The EU funds are contingent on projects aimed at reforming Italy’s bureaucratic institutions, creating new jobs, especially for young people, and transforming the nation digitally and environmentally.
Italy’s slow and complex justice system is often blamed for discouraging business investment. The new justice minister is Marta Cartabia, former president of Italy’s constitutional court. How to revamp the Justice Ministry fueled feuding within Conte’s last coalition.
Italy’s health minister through the pandemic, Roberto Speranza, kept his post, the sole minister from a small left-wing party.
Ministry posts were handed out to four parties that were in Conte’s imploded coalition, including a small centrist party led by ex-Premier Matteo Renzi, whose defection triggered the political crisis ultimately resolved by Draghi’s arrival on the scene.
The biggest party in the Italian Parliament, the populist 5-Star Movement, has the most political posts in Draghi’s Cabinet, four.
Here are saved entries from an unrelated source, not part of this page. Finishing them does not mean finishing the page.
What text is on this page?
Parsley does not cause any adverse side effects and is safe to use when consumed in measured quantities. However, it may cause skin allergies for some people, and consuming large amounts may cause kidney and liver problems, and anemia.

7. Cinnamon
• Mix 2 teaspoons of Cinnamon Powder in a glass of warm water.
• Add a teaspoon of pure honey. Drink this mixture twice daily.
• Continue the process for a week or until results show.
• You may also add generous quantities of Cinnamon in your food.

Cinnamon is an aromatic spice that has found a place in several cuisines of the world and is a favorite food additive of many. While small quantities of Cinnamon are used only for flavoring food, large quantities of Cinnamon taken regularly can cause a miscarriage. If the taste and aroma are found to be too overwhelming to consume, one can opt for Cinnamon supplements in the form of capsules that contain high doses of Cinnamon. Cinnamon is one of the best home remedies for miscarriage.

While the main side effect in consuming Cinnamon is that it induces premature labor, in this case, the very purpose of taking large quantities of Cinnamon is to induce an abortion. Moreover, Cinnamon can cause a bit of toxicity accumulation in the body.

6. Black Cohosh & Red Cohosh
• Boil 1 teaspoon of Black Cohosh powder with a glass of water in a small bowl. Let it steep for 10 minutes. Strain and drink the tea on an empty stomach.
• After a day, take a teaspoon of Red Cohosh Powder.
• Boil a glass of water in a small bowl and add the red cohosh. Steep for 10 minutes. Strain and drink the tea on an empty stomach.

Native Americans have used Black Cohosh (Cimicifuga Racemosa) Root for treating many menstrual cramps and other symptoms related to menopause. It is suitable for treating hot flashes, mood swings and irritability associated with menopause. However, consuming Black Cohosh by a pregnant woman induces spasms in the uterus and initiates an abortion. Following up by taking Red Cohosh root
Born as an anti-establishment movement, the Movement was already splintering after being the lead party in back-to-back Conte governments since 2018 _ one right-leaning and the other left-leaning. Its decision to join a Draghi government threatened to widen the fractures in the Movement, with roots in distrust of Brussels.
Clinching populists’ support for Draghi was the former central banker’s creation of a ministry of ecological transition.
The new post will be headed by a physicist and technology champion, Roberto Cingolani.
Back in government after a decade with three ministry posts is the center-right Forza Italia party, led by Silvio Berlusconi, the former premier who bills himself as a staunch champion of Europe.
Ex-Premier Conte, a mediation specialist lawyer who heads no party, is riding high in opinion polls from his 2 1/2 years in office. Many observers consider him ripe to form his own party ahead of the next general election, which is scheduled for 2023 but could come sooner given the political tensions among existing parties.
As Conte strode through the courtyard of Chigi Palace on his way out, career employees of the premier’s office, from bureaucrats to ushers, leaned out of windows to warmly applaud.